1 Engineered Microorganisms for Production of Biocommodities

       Akhil Rautela and Sanjay Kumar

       School of Biochemical Engineering, IIT (BHU) Varanasi, Varanasi, UP, India

1.1 Introduction

      As we are going toward becoming more developed, we tend to see our transition toward more sustainable resources and knowing and understanding the life form more. This leads to the use of the living system and engineer them to produce biocommodities such as fuels, polymers, hormones, therapeutic proteins and peptides, and neurotransmitters, which is termed as biocommodity engineering. It basically deals with the need of society. Biotechnology, genetic engineering, and biocommodity engineering can be combined to meet these needs. The foundation of biocommodity engineering lies in molecular biology, which is also the foundation of genetic engineering or recombinant DNA technology (rDT). Therefore, it can be said that these terms are interrelated to each other. The majority of the biocommodities consumed by humans were earlier isolated from plants and animals, posing the threat of activation of immune reactions in humans. So, the machinery of the synthesis of these biocommodities can be engineered in microorganisms.

Its main aim is to engineer microorganisms to get a high yield of the product, use cheap raw material as a substrate so that cost of the product can be minimized, easy downstream processing, increasing robustness of the microorganism, etc. All this can be achieved by genetically modifying the organisms using genetic toolkits. This chapter deals with the basics of genetic engineering, giving details about the enzymes used, transformation techniques, and how to select a transformant from non‐transformants. Further sections compile the comprehensive data of the problems in the production of biopolymers, organic acids, and therapeutic proteins from conventional methods and development of mutant strains for the synthesis of these biocommodities. The last section of the chapter gives an insight about the biofuel production from photoautotrophic organisms such as cyanobacteria and microalgae, which utilizes sunlight and carbon dioxide as energy and carbon source, respectively.

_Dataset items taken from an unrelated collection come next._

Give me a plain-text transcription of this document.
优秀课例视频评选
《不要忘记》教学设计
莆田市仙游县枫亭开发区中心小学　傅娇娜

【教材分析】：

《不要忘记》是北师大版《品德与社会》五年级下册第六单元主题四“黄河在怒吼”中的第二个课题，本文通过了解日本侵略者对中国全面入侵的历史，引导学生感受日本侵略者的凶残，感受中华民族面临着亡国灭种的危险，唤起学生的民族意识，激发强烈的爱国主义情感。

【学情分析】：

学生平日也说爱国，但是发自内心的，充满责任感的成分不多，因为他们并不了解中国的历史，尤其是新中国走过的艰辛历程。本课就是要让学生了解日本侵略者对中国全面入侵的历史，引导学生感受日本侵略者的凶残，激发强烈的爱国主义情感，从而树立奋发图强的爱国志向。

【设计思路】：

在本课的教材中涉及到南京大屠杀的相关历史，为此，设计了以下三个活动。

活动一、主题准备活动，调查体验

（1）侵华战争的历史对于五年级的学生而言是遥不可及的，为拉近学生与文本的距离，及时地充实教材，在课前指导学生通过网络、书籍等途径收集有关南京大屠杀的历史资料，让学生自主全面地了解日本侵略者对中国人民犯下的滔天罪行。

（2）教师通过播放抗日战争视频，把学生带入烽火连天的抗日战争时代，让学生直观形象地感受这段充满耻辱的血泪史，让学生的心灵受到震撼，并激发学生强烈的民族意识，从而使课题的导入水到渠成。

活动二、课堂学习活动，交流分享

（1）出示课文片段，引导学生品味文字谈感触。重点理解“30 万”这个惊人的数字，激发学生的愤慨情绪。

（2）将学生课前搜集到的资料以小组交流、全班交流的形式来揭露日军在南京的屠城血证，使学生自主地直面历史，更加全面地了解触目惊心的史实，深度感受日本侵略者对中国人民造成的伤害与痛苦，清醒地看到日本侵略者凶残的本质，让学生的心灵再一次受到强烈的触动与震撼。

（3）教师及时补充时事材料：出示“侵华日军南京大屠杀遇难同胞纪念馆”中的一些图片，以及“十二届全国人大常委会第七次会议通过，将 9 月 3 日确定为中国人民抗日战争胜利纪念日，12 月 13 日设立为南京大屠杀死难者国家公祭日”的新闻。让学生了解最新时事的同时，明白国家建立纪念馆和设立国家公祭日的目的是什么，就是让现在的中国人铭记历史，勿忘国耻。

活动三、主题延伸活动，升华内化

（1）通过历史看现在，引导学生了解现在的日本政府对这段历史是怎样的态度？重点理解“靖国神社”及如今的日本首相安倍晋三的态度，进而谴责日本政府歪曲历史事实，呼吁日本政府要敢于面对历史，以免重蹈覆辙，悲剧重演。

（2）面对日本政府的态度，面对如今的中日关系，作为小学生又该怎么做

1.2 Fundamentals of Genetic Engineering

The advent of genetic engineering, also called rDT, started in 1952 with the discovery of Hershey and Chase, stating DNA as the genetic material (Hershey and Chase, 1952). Cohen and Boyer in the early 1970s were the first to show that the genetic material of one organism can be easily expressed in the other. Genetic engineering (Figure 1.1), in general, is the process in which the DNA is extracted, modified, transformed into a host cell, and a new organism is formed. The DNA from the desired organism is extracted and purified. It is then cleaved using restriction enzymes to get the gene of interest from it. The DNA fragment is then ligated into a vector, which acts as a driving vehicle for the DNA molecule to the host cells. This chimeric DNA molecule is then transformed into the host cells, and selection procedure under suitable stress conditions takes place. Finally, after numerous generations, the organism growing in the stress conditions is said to be recombinant or genetically modified. Genetic engineering has emerged as a crucial step in the development of industrial bioprocesses.

      Each and every organism has a different genetic (DNA) makeup, which in turn makes the whole organism different with respect to their carbohydrates, lipids, and proteins. This is due to the fact that DNA transcribes and translates to mRNA and proteins, respectively (central dogma). This makes DNA the choice for manipulation in genetic engineering as manipulating it leads to the generation of a whole new organism. This postulation gives rise to many other disciplines of genetic engineering like recombinant protein production, protein engineering, metabolic engineering, etc.

      Every organism being different makes it difficult to use proteins and other biomolecules of one organism to the other. This was the main reason why proteins/enzymes from animals cannot be used by humans. Earlier, insulin was extracted from the pancreas of slaughtered pigs, posing a threat to human health. This leads to the discovery of the first recombinant product, Insulin, approved by the US Food and Drug Administration (FDA) in 1982 (Goeddel et al., 1979). Now synthetic insulin is easily being produced by yeast worldwide as Escherichia coli does not perform post‐translational modifications required to form functional insulin.

      Similarly, genetic engineering is now used to produce several other biocommodities. Modifying DNA and getting it expressed inside the host organism requires several steps, as shown in Figure 1.1 and the number of enzymes. These enzymes are explained in further sections with other requirements for genetic engineering.

      1.2.1 DNA‐altering Enzymes

The basis of rDT is the manipulation of DNA molecules with the help of molecular biology tools and biocatalysts. The available purified enzymes that can manipulate DNA molecules with specific changes can be categorized in four broad classes: (i) DNA polymerases, (ii) nucleases, (iii) DNA ligases, and (iv) end‐modification enzymes.